The USTR's action covers a broad spectrum of economies, including:

  • Major Trading Partners: China, the European Union, Canada, Mexico, Japan, South Korea, India, Australia, Brazil, and the United Kingdom.
  • Key Regional Economies: Vietnam, Malaysia, Indonesia, Thailand, Bangladesh, Hong Kong, Singapore, and other countries across Africa, the Middle East, and the Americas.

These investigations will address a range of sectors, given the pervasive nature of forced labor in global supply chains — particularly in agriculture, textiles, apparel, electronics, minerals, and other manufacturing industries identified in the Department of Labor's 2024 List of Goods Produced by Child Labor or Forced Labor.

Key Justifications and Novelty

This marks the first time the USTR has invoked Section 301 to target foreign governments’ inaction on forced labor as an “unreasonable” trade practice, supplementing previously existing import bans targeting specific products or regions. The USTR cites both the humanitarian imperative and the adverse competitive effects on U.S. workers and firms, who are often forced to compete with artificially low-priced imports produced with forced labor.

Timeline and Public Participation

The USTR is soliciting public input on the investigations, including:

  • Whether the listed economies maintain, or are in the process of establishing, effective forced labor import prohibitions;
  • The impact of any failure to do so on U.S. commerce, including lost exports, depressed prices, or lower wages; and
  • Suggested remedies, including duties or import restrictions, and their appropriate scope.

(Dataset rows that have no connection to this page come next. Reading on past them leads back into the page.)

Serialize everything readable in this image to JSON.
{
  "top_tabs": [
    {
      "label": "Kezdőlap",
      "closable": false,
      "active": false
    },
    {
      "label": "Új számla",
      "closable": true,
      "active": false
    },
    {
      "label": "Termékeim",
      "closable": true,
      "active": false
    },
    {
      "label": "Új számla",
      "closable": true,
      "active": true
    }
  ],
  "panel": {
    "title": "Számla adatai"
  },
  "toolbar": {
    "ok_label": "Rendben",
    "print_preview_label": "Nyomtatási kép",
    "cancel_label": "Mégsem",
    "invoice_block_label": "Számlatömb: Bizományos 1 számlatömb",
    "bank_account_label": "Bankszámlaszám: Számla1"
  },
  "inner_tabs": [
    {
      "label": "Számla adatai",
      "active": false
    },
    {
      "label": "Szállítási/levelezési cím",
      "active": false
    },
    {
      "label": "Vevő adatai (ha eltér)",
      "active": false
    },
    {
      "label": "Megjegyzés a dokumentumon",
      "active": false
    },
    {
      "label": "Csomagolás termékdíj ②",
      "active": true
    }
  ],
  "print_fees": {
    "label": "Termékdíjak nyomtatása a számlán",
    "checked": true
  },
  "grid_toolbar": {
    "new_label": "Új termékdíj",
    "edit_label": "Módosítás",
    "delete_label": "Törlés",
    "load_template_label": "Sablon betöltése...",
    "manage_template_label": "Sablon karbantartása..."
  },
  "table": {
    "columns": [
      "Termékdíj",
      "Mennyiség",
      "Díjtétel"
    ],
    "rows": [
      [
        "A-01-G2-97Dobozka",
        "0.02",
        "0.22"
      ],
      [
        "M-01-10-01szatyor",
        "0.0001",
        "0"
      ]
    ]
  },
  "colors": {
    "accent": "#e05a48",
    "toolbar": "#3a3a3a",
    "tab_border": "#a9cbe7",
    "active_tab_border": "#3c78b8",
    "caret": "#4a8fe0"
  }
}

Key dates for participation:

  • March 17, 2026: Online portal opens for comments and hearing requests.
  • April 15, 2026: Deadline to submit written comments and requests to appear at the public hearing (with summary of testimony) via USTR's electronic portal.
  • April 28, 2026: Public hearings begin at the U.S. International Trade Commission in Washington, D.C., continuing as necessary through May 1, 2026.
  • Seven days after final hearing: Deadline for post-hearing rebuttal comments.

Potential Impact

For both sets of Section 301 investigations, the USTR will determine whether the investigated countries’ respective manufacturing practices burden or restrict U.S. commerce and/or whether the absence of effective forced labor prohibitions constitutes an actionable trade practice. On the USTR’s recommendations, the president may impose additional tariffs or other trade restrictions. Each country will be individually investigated, whereas the EU will be investigated as a group. Any new Section 301 tariffs might stack on top of General or Most Favored Nation tariffs, Antidumping and Countervailing duties, or other duties already in place.

According to Jamieson Greer, the administration hopes to conclude the investigations prior to the July 24, 2026, deadline for the 10% Section 122 duties imposed on Feb. 24, 2026.

The first Trump administration implemented Section 301 duties on most products of China at either 25% or an additional 7.5%, which are still in place today and have, to date, been upheld by court challenges. Companies with supply chains involving the listed countries and sectors may wish to assess their exposure to potential additional tariffs and consider participation in the investigations.